Hawaii ethanol law falls short of goals
By Sean Hao
Advertiser Staff Writer
Hawai'i imported 55.4 million gallons of ethanol in the 12 months since the state began requiring most gasoline sold in the Islands to be blended with the alternative fuel.
That's enough ethanol to replace about 43 days worth of statewide gasoline consumption, according to federal and state records. At the same time, Hawai'i's import of foreign crude oil declined about 2 percent to nearly 2 billion gallons. Both figures are signs that Hawai'i's more than year-old forced adoption of ethanol may be reducing the state's dependence on crude oil.
However, the mandate — which oil companies contend makes gasoline more expensive — has not made the Aloha State any more energy independent. Lacking a local ethanol source, oil companies have been importing the grain-based fuel from countries such as El Salvador.
In addition to weaning Hawai'i off foreign oil, the mandate is supposed to expand local sugar cane production, generate more than $100 million of new investment in manufacturing plants, and create nearly 700 direct and indirect jobs, according to state estimates. It's now been more than a year since the mandate took effect on April 1, 2006, and no local ethanol plants have broken ground. And questions also remain over whether Hawai'i can even grow the massive amount of crops needed to satisfy demands for the alternative fuel.
However, the requirement that gasoline be blended with 10 percent ethanol, an alternative fuel that can be produced locally from sugar cane or one of its byproducts, seems to be helping reduce gasoline consumption in the Islands.
"The intent of the law obviously was to have this kind of development," said Maurice Kaya, chief technology officer for the Department of Business, Economic Development and Tourism.
"It's encouraging, if we're seeing these kinds of trends. If it were local (ethanol), that would be even better."

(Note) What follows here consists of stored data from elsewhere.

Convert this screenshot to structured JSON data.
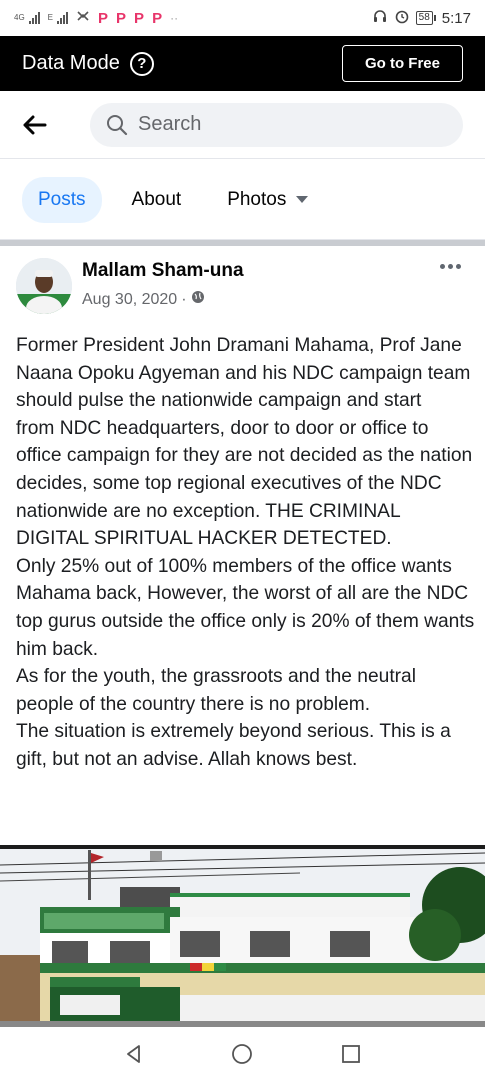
{
  "status_bar": {
    "network_labels": [
      "4G",
      "E"
    ],
    "app_indicators": [
      "P",
      "P",
      "P",
      "P"
    ],
    "more_dots": "··",
    "battery": "58",
    "time": "5:17",
    "icons": [
      "signal-icon",
      "usb-icon",
      "headset-icon",
      "alarm-icon",
      "battery-icon"
    ]
  },
  "data_bar": {
    "label": "Data Mode",
    "help_icon": "?",
    "button_label": "Go to Free"
  },
  "search": {
    "placeholder": "Search"
  },
  "tabs": [
    {
      "label": "Posts",
      "active": true
    },
    {
      "label": "About",
      "active": false
    },
    {
      "label": "Photos",
      "active": false
    }
  ],
  "post": {
    "author": "Mallam Sham-una",
    "date": "Aug 30, 2020",
    "separator": "·",
    "privacy_icon": "globe-icon",
    "text": "Former President John Dramani Mahama, Prof Jane Naana Opoku Agyeman and his  NDC campaign team should pulse the nationwide campaign and start\nfrom NDC headquarters, door to door or office to office campaign for they are not decided as the nation decides, some top regional executives of the NDC nationwide are no exception. THE CRIMINAL DIGITAL SPIRITUAL HACKER DETECTED.\nOnly 25% out of 100% members of the office wants Mahama back, However, the worst of all are the NDC top gurus outside the office only is 20% of them wants him back.\nAs for the youth, the grassroots  and the neutral people of the country there is no problem.\nThe situation is extremely beyond serious. This is a gift, but not an advise. Allah knows best."
  },
  "colors": {
    "accent": "#1877f2",
    "tab_active_bg": "#e7f3ff",
    "data_bar_bg": "#000000",
    "search_bg": "#f0f2f5"
  }
}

During 2006, Hawai'i gasoline consumption rose 4 percent. The increase was expected in part because ethanol-blended gasoline contains less energy than pure gasoline. Through April of this year, gasoline sales were down 1 percent to about 162 million gallons when compared with the year-ago period, according to the state Department of Taxation. The decline could be a result of ethanol displacing gasoline sales. However, a cooling economy and high fuel prices also may be sapping demand for gasoline.
So far, five companies have announced plans to produce ethanol locally. Among these, a company called Kauai Ethanol is the closest to breaking ground. The company plans to start construction on a $35 million facility in Kaumakani later this summer. Production of up to 12 million gallons of ethanol annually, or 30 percent of what is needed to satisfy state demand, could begin 14 months later.

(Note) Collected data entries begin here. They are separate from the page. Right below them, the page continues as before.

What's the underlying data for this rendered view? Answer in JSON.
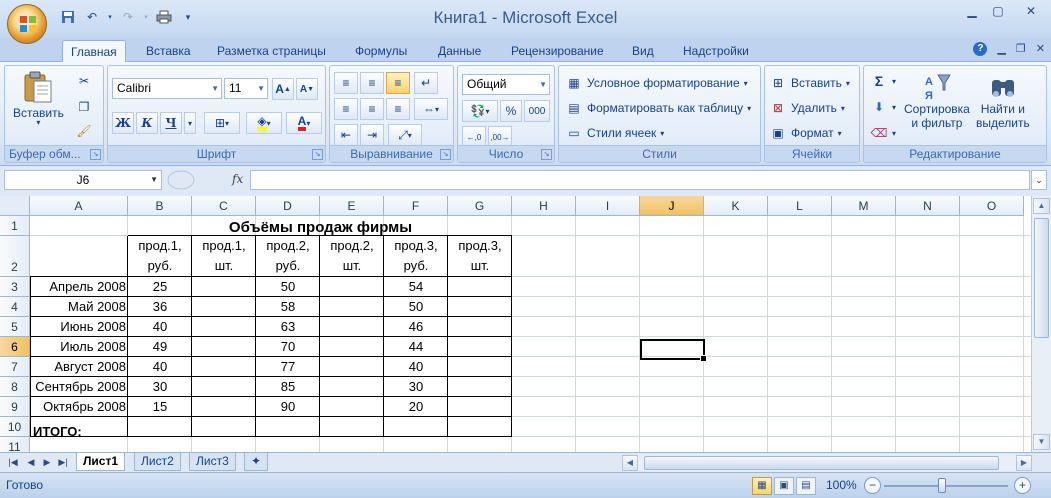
{
  "window": {
    "title": "Книга1 - Microsoft Excel"
  },
  "tabs": [
    "Главная",
    "Вставка",
    "Разметка страницы",
    "Формулы",
    "Данные",
    "Рецензирование",
    "Вид",
    "Надстройки"
  ],
  "ribbon": {
    "clipboard": {
      "label": "Буфер обм...",
      "paste": "Вставить"
    },
    "font": {
      "label": "Шрифт",
      "name": "Calibri",
      "size": "11",
      "bold": "Ж",
      "italic": "К",
      "underline": "Ч"
    },
    "alignment": {
      "label": "Выравнивание"
    },
    "number": {
      "label": "Число",
      "format": "Общий",
      "percent": "%",
      "thousands": "000"
    },
    "styles": {
      "label": "Стили",
      "conditional": "Условное форматирование",
      "as_table": "Форматировать как таблицу",
      "cell_styles": "Стили ячеек"
    },
    "cells": {
      "label": "Ячейки",
      "insert": "Вставить",
      "delete": "Удалить",
      "format": "Формат"
    },
    "editing": {
      "label": "Редактирование",
      "sort_line1": "Сортировка",
      "sort_line2": "и фильтр",
      "find_line1": "Найти и",
      "find_line2": "выделить",
      "sigma": "Σ"
    }
  },
  "formula_bar": {
    "name_box": "J6",
    "fx": "fx",
    "value": ""
  },
  "columns": [
    "A",
    "B",
    "C",
    "D",
    "E",
    "F",
    "G",
    "H",
    "I",
    "J",
    "K",
    "L",
    "M",
    "N",
    "O"
  ],
  "rows": [
    "1",
    "2",
    "3",
    "4",
    "5",
    "6",
    "7",
    "8",
    "9",
    "10",
    "11"
  ],
  "sheet": {
    "title": "Объёмы продаж фирмы",
    "headers": [
      [
        "прод.1,",
        "руб."
      ],
      [
        "прод.1,",
        "шт."
      ],
      [
        "прод.2,",
        "руб."
      ],
      [
        "прод.2,",
        "шт."
      ],
      [
        "прод.3,",
        "руб."
      ],
      [
        "прод.3,",
        "шт."
      ]
    ],
    "data": [
      {
        "month": "Апрель 2008",
        "b": "25",
        "d": "50",
        "f": "54"
      },
      {
        "month": "Май 2008",
        "b": "36",
        "d": "58",
        "f": "50"
      },
      {
        "month": "Июнь 2008",
        "b": "40",
        "d": "63",
        "f": "46"
      },
      {
        "month": "Июль 2008",
        "b": "49",
        "d": "70",
        "f": "44"
      },
      {
        "month": "Август 2008",
        "b": "40",
        "d": "77",
        "f": "40"
      },
      {
        "month": "Сентябрь 2008",
        "b": "30",
        "d": "85",
        "f": "30"
      },
      {
        "month": "Октябрь 2008",
        "b": "15",
        "d": "90",
        "f": "20"
      }
    ],
    "total_label": "ИТОГО:"
  },
  "sheet_tabs": [
    "Лист1",
    "Лист2",
    "Лист3"
  ],
  "status": {
    "text": "Готово",
    "zoom": "100%"
  }
}
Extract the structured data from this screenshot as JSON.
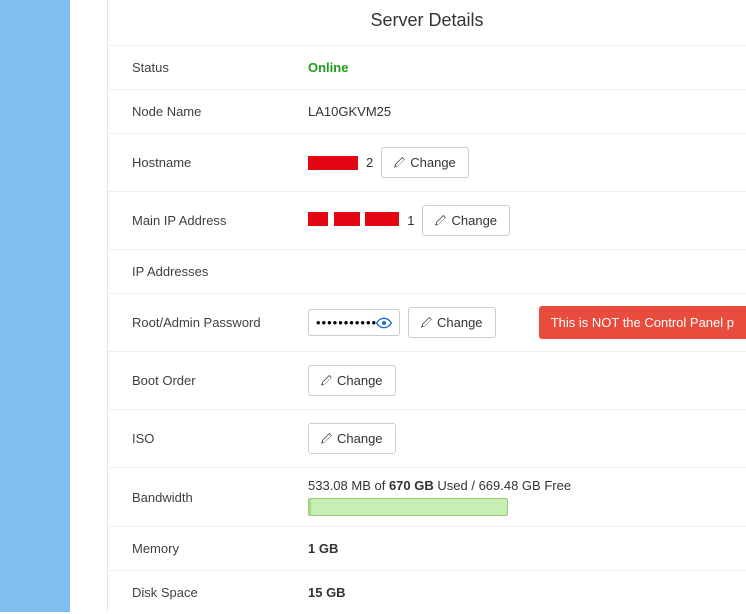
{
  "title": "Server Details",
  "labels": {
    "status": "Status",
    "node": "Node Name",
    "hostname": "Hostname",
    "mainip": "Main IP Address",
    "ips": "IP Addresses",
    "rootpw": "Root/Admin Password",
    "boot": "Boot Order",
    "iso": "ISO",
    "bandwidth": "Bandwidth",
    "memory": "Memory",
    "disk": "Disk Space"
  },
  "values": {
    "status": "Online",
    "node": "LA10GKVM25",
    "hostname_tail": "2",
    "mainip_tail": "1",
    "password_mask": "••••••••••••••",
    "memory": "1 GB",
    "disk": "15 GB"
  },
  "bandwidth": {
    "used": "533.08 MB",
    "of": " of ",
    "total": "670 GB",
    "used_word": " Used / ",
    "free": "669.48 GB Free"
  },
  "button": {
    "change": "Change"
  },
  "warn": "This is NOT the Control Panel p"
}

Plans to produce ethanol locally have been delayed by financing, permitting, engineering and other problems. Ethanol proponents had originally predicted local ethanol production would begin by January 2006.

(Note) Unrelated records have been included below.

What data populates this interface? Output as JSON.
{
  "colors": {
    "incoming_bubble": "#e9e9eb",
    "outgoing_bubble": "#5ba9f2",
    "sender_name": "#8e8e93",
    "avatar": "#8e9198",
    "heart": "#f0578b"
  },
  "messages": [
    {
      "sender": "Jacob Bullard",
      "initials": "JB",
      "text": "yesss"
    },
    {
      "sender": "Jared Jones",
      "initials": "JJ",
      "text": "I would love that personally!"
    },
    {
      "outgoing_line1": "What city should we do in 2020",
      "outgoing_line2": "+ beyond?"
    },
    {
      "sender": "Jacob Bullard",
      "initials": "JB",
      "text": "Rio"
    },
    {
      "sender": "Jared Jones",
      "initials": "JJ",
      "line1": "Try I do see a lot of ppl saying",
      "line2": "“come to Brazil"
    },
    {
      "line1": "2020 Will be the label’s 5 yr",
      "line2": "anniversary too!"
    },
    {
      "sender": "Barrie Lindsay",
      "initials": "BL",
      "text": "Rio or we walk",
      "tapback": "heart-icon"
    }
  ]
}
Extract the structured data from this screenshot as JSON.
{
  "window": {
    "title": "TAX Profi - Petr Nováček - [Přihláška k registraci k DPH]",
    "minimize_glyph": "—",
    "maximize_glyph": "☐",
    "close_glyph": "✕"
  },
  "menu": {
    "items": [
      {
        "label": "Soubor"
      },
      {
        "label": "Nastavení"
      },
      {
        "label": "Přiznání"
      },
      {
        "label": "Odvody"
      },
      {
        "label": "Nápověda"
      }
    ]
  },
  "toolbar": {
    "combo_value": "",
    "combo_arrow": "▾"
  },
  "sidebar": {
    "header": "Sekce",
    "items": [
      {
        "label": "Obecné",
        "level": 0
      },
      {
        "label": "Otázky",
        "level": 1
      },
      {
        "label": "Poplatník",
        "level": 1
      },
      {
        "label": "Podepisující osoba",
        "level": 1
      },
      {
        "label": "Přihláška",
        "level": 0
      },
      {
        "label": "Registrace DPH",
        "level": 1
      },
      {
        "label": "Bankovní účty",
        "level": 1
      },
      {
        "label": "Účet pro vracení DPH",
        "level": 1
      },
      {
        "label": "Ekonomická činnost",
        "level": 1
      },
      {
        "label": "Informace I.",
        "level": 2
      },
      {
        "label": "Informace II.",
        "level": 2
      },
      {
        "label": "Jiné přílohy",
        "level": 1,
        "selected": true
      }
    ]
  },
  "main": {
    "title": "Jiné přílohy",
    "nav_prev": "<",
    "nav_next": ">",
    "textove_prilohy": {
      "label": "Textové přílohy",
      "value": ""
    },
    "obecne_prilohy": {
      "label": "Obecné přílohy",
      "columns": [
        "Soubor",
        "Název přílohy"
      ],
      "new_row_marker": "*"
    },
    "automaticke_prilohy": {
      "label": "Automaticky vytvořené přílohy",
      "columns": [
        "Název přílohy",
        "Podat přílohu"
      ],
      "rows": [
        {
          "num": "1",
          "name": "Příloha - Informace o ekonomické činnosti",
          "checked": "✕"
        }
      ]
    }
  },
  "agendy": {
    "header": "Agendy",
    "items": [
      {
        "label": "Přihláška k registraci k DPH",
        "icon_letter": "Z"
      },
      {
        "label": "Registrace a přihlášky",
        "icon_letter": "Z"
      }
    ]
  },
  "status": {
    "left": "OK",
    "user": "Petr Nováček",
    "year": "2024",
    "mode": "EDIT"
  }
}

Although demand for conventional gasoline may be declining, it's not entirely clear that Hawai'i's dependence on crude oil is waning. Data from the federal Energy Information Administration show Hawai'i's foreign oil imports falling 2 percent during the 12 months ended April 2007, when compared with the prior 12-month period. However, foreign crude oil imports into Hawai'i actually rose nearly 9 percent during the 2006 calendar year, versus 2005.
Those crude oil import figures exclude domestic oil shipments, which are not tracked by the EIA.
The ethanol mandate won't necessarily reduce crude imports, according to local oil companies. That's because imports are driven in large part by the need to produce jet fuel and fuel oil that's used to generate electricity.
"Ethanol use hasn't had any impact on the amount of crude oil Tesoro imports because we make a full range of product," Tesoro Corp. spokesman Nathan Hokama said. "The law also was intended to support the local agriculture industry. That hasn't been achieved yet."
Meanwhile, equipment and operating costs associated with storing and distributing ethanol-blended gasoline could put upward pressure on retail prices, according to local oil companies. For example, barging ethanol to the Neighbor Islands and costs for using other companies' facilities cost Tesoro an additional $1.3 million on an annual basis, Hokama said.